Facebook representatives Kay Madati and Andy Mitchell took the stage as keynote speakers in the morning. Madati clearly stated that the past age was dominated by search, but that today’s social rules and digital expectations will command social TV to respond in a new age of discovery. He went on to mention that quantified social insights will determine engagement and uncover what motivates users to influence their friends via sharing. Technology will drive programming and monetization opportunities because it will be able to execute content recognition. Winner of the idea pitch, TVplus companion application, demonstrates the intertextual prospects of synchronized recognition most distinctly during a program. Content recognition will empower the companion experience by making supplemental content contextually relevant in conjunction with the temporal metadata of a broadcast.

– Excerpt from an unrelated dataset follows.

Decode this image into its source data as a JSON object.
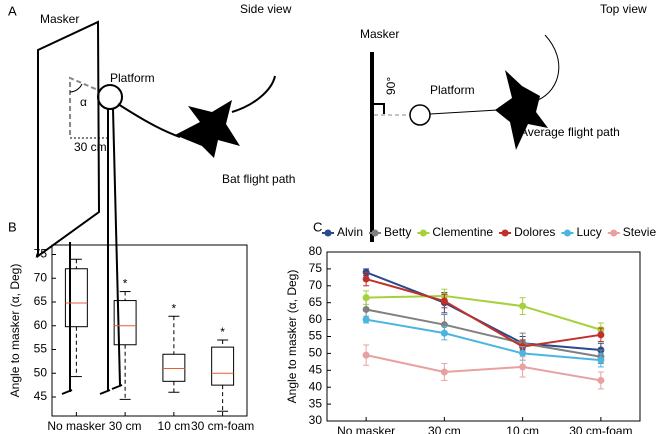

Olivier Delfosse from Fremantle Media emphasized that broadcasters need to work with technology companies to make second screen experiences more consistent. As connected TVs, smart phones and tablets begin to proliferate, viewers will expect the technology to be dependable and work in harmony with the program in a naturalized fashion. However, Delfosse noted that unexpected second screen experiences are also needed in order to keep the content fresh and initiate participation via the element of surprise. Broadcasters need to become fully committed to integrating these technical tools and producers need to begin to consider the second screen when writing content. Once these practices are adopted content creators will be in the best position to capitalize on interactive digital revenue.
Jason Klarman, President of Oxygen Media/NBC Universal, mentioned that the audience mostly wants to talk to each other about content and use companion devices to observe related activity and discover more in depth. Chloe Sladden, afternoon keynote speaker from Twitter, discussed the basic programming practice of using visual indicators, like a promoted hashtag as an on-air graphic, to alert the audience of the active digital community they can participate in while producers harness backchannel traffic. Sladden indicated that the highest peeks in digital dialogue occur during moments of drama, whereas, commercial breaks seem to be consistently leveled.
Overall, the event was very insightful and reinforced many of the principal theories and beliefs currently in circulation about the development of social TV. I would have liked to see more producers present to voice their concerns as well as expectations for this emerging distribution platform. There is a substantial divide between creative production and advancing technical platforms for distribution; the lack of content creators present at the conference highlighted this reality. Progress will be achieved once these two sectors initiate communication and sustain partnerships. Those are the types of discussions that need to occur in order for the best digital programming strategy to surface and succeed.